Appreciate every moment because life goes quick but a lot can happen in a year
Dear two thousand and sixteen,
You’re a year that I will never forget. In all honesty, I couldn’t wait to see the back of you. In fact, I would rather break both my legs and be incapable of moving for 6 weeks or so than endure the emotional pain I did in 2016. You undoubtedly changed my life and made me question my own sanity. I didn’t even know what ‘normal’ was for a long time. My life was far from normal. I was completely lost. You see in 2016 I cried like I’ve never cried before, screamed like I’ve never screamed before and interrogated life itself. What the hell was my meaning? What did I have to do to make life a little more tolerable than what it was currently throwing at me. I started that year with one goal – to teach myself self-love and to stop worrying… something I’ve always struggled with. I was determined. But what do you do when the situation you’re in is entirely out of your control? I was teaching myself that I could get through anything if I was in control of it, but when there’s nothing you can do, you have no choice but to watch everything come crushing down around you. Being in a situation that you have no control over destroys you mentally. I also questioned the true meaning of love and whether I even believed in it. I lost respect. I lost dignity. And that’s when I learnt that the people closest to you are most capable of hurting you. I hid away. I distanced myself from a lot of people. I didn’t want to bring anyone down with the negativity that was going on in my life. I wanted to avoid people asking that question ‘so how are you, what have you been up too’. I mean, I could lie like I did a lot of the time and say I’m fine. But then you’re in that viscous circle of needing people to know what you’re going through but also not knowing how to tell them. Where do I start? I still don’t know where to start…

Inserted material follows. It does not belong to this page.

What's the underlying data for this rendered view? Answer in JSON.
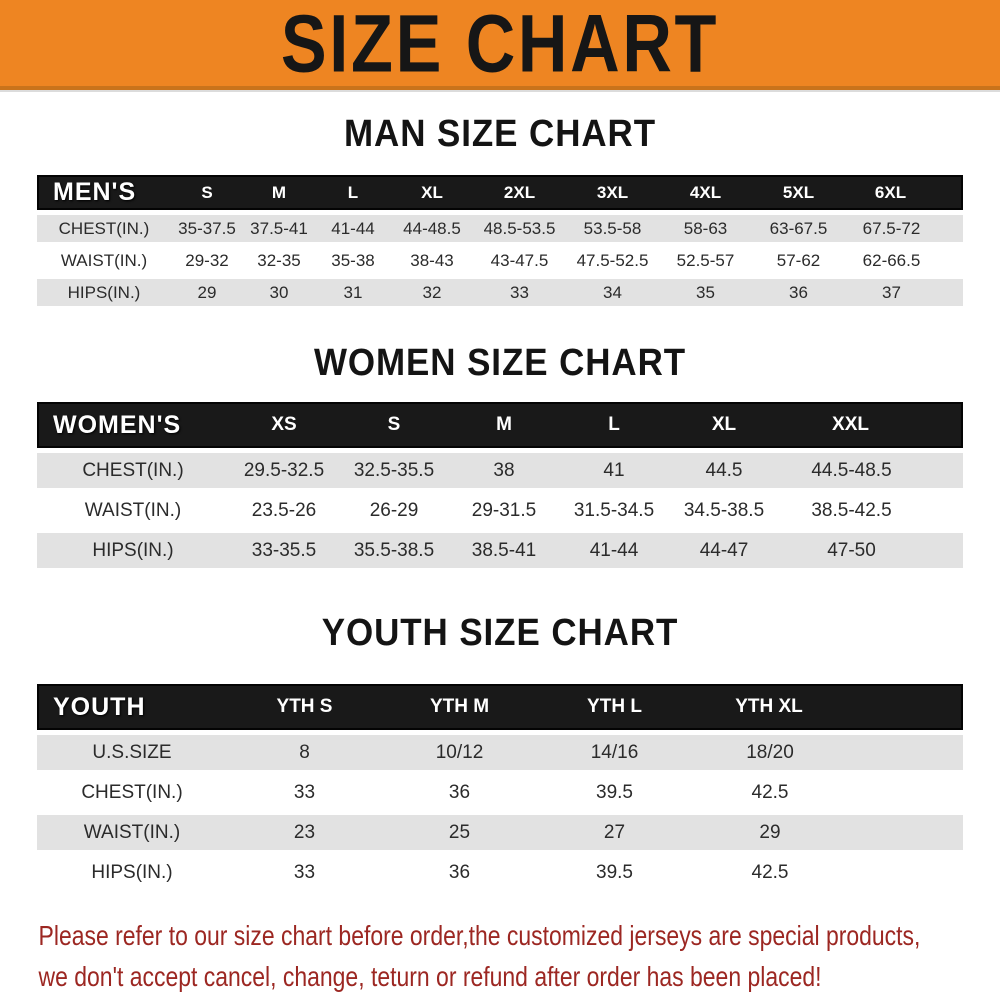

2016 showed me how much emotional pain you can take. It revealed true friends and true colours. But I guess I’m also thankful. 2016, The year I had to grow up and the year I learnt the most. It taught me that you cannot plan your life. By all means have goals and be ambitious but don’t expect it to be plain sailing. Anything can happen on your pathway in life – things you’re never prepared for or thought would ever happen. It taught me that no matter how hard things get, you’ll always get those people that are your angels in disguise and will help you. I’ve felt truly blessed by the kindness I have received from some people this year, a lot of them people I didn’t even know the previous year! And when people do good for you, pass it on and do good for other people. A simple act of kindness can make a tremendous impact on someone’s life and if we pass it on then I think the world will be going in the right direction.
As for now, my life isn’t perfect. But what life is perfect? If life was perfect then we’d never learn anything. I’m still adapting to change and I still have a long way to go but thankfully the last week of 2016 gave me positive thoughts about 2017. I have plenty of perfect moments in my life and for me, that’s all we need.
The biggest thing I learnt? I am stronger than I think.
We’re all stronger than we think. Some things you don’t think you can get through, but we all do, somehow. And each time you get stronger.